Die Natur als Kraftquelle zu entdecken, Bäume umarmen, so genanntes „Waldbaden“ ist heutzutage sehr im Trend. Es ist schön, dass es diese Angebote gibt. Auch ich durfte und darf es teils ganz neu lernen, was es bedeutet, wirklich in die Natur zu gehen. Etwas belustigt habe ich meinen eigenen Beitrag über das Umarmen von Bäumen von vor zweieinhalb Jahren noch einmal heraus gekramt.
Heute geht es mir allerdings nicht darum, lustig zu sein. Ich möchte auch nicht allein von der tollen Kraftquelle Natur schreiben. Nicht von der Natur als Naherholungsgebiet, als Freizeitaktivität oder Anti-Stress-Therapie. Der Wald ist mehr als ein Ausflugsziel bei gutem Wetter. Wenn wir den Bäumen zuhören, dann können wir erfahren, was sie brauchen. Sie können uns erzählen, wie wir gemeinsam mit ihnen weiterleben können.
Ich schreibe davon, weil mich ein Baum darum gebeten hat. Ich wohne mittlerweile auf einem Hügel umgeben von Wald. Ein paar Schritte aus der Haustür und ich bin mitten unter Bäumen. Eine Zeit lang habe ich es kaum geschafft, hinaus zu gehen. Jedes Mal, wenn ich im Wald war, habe ich geweint. Geweint über das, was wir als Menschen – mich selbst eingeschlossen – den Bäumen antun, wie wir gegen die Erde arbeiten. Manchmal habe ich mich den ganzen Weg lang nur entschuldigt. Ich konnte es kaum ertragen, in diese Verletzung hinein zu spüren. Es ist nicht bloß eine Verletzung der Erde oder der Natur, die außerhalb von uns ist, sondern eine tiefe Verletzung unserer Selbst. So jedenfalls fühle ich es.
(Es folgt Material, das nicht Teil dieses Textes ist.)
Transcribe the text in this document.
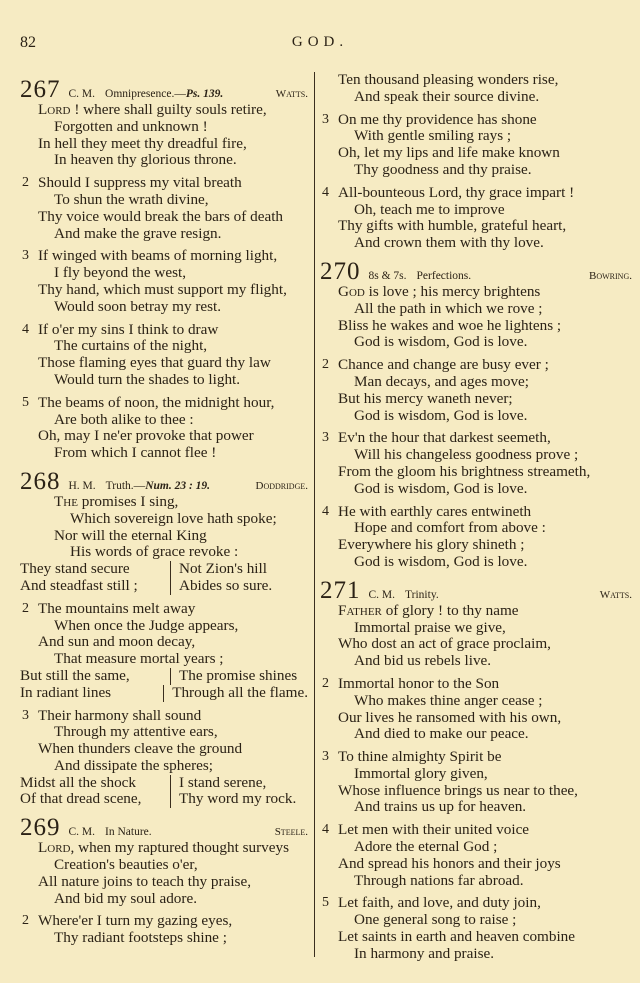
82	GOD.
267 C. M. Omnipresence.—Ps. 139.	Watts.
Lord ! where shall guilty souls retire,
Forgotten and unknown !
In hell they meet thy dreadful fire,
In heaven thy glorious throne.
2 Should I suppress my vital breath
To shun the wrath divine,
Thy voice would break the bars of death
And make the grave resign.
3 If winged with beams of morning light,
I fly beyond the west,
Thy hand, which must support my flight,
Would soon betray my rest.
4 If o'er my sins I think to draw
The curtains of the night,
Those flaming eyes that guard thy law
Would turn the shades to light.
5 The beams of noon, the midnight hour,
Are both alike to thee :
Oh, may I ne'er provoke that power
From which I cannot flee !
268 H. M. Truth.—Num. 23 : 19.	Doddridge.
The promises I sing,
Which sovereign love hath spoke;
Nor will the eternal King
His words of grace revoke :
They stand secure	Not Zion's hill
And steadfast still ;	Abides so sure.
2 The mountains melt away
When once the Judge appears,
And sun and moon decay,
That measure mortal years ;
But still the same,	The promise shines
In radiant lines	Through all the flame.
3 Their harmony shall sound
Through my attentive ears,
When thunders cleave the ground
And dissipate the spheres;
Midst all the shock	I stand serene,
Of that dread scene,	Thy word my rock.
269 C. M. In Nature.	Steele.
Lord, when my raptured thought surveys
Creation's beauties o'er,
All nature joins to teach thy praise,
And bid my soul adore.
2 Where'er I turn my gazing eyes,
Thy radiant footsteps shine ;
Ten thousand pleasing wonders rise,
And speak their source divine.
3 On me thy providence has shone
With gentle smiling rays ;
Oh, let my lips and life make known
Thy goodness and thy praise.
4 All-bounteous Lord, thy grace impart !
Oh, teach me to improve
Thy gifts with humble, grateful heart,
And crown them with thy love.
270 8s & 7s. Perfections.	Bowring.
God is love ; his mercy brightens
All the path in which we rove ;
Bliss he wakes and woe he lightens ;
God is wisdom, God is love.
2 Chance and change are busy ever ;
Man decays, and ages move;
But his mercy waneth never;
God is wisdom, God is love.
3 Ev'n the hour that darkest seemeth,
Will his changeless goodness prove ;
From the gloom his brightness streameth,
God is wisdom, God is love.
4 He with earthly cares entwineth
Hope and comfort from above :
Everywhere his glory shineth ;
God is wisdom, God is love.
271 C. M. Trinity.	Watts.
Father of glory ! to thy name
Immortal praise we give,
Who dost an act of grace proclaim,
And bid us rebels live.
2 Immortal honor to the Son
Who makes thine anger cease ;
Our lives he ransomed with his own,
And died to make our peace.
3 To thine almighty Spirit be
Immortal glory given,
Whose influence brings us near to thee,
And trains us up for heaven.
4 Let men with their united voice
Adore the eternal God ;
And spread his honors and their joys
Through nations far abroad.
5 Let faith, and love, and duty join,
One general song to raise ;
Let saints in earth and heaven combine
In harmony and praise.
Irgendwann schaffte ich es, inmitten meines Schmerzes, wieder hinzuhören. Ich fand einen Platz mit mir vertrauten Bäumen und ich lauschte, was sie mir zu sagen hatten. Ich fragte, was ich tun kann. Und ich fühlte Dankbarkeit. Ich erfuhr, dass sie gesehen werden wollen. So wie wir alle gesehen werden möchten. Gesehen im Schmerz, aber vor allem auch in der Kraft, im Leuchten, im Dasein. Bei meinen letzten Waldbesuchen habe ich mich bedankt, dass sie weiterhin dort stehen. Jedes Jahr weiter wachsen, neue Blätter austreiben, immer wieder für das Leben da sind. Manche erzählten mir von der Freude am Leben, davon wie wichtig es ist Hoffnung zu haben und zu wissen, dass eine andere Zeit kommen wird. Dass es noch nicht zu spät ist.
Einer von ihnen sprach weniger hoffnungsvoll. Jedes Mal, wenn ich dort bin, möchte er von mir wissen, ob ich den Menschen bereits erzählt habe, wie aussichtslos es ist. Und wie aussichtslos es bleibt, wenn wir alle gemeinsam wegsehen. Ich sagte ihm, dass ich Angst habe und er erinnerte mich daran, dass mir die Angst bisher immer den Weg gezeigt hat.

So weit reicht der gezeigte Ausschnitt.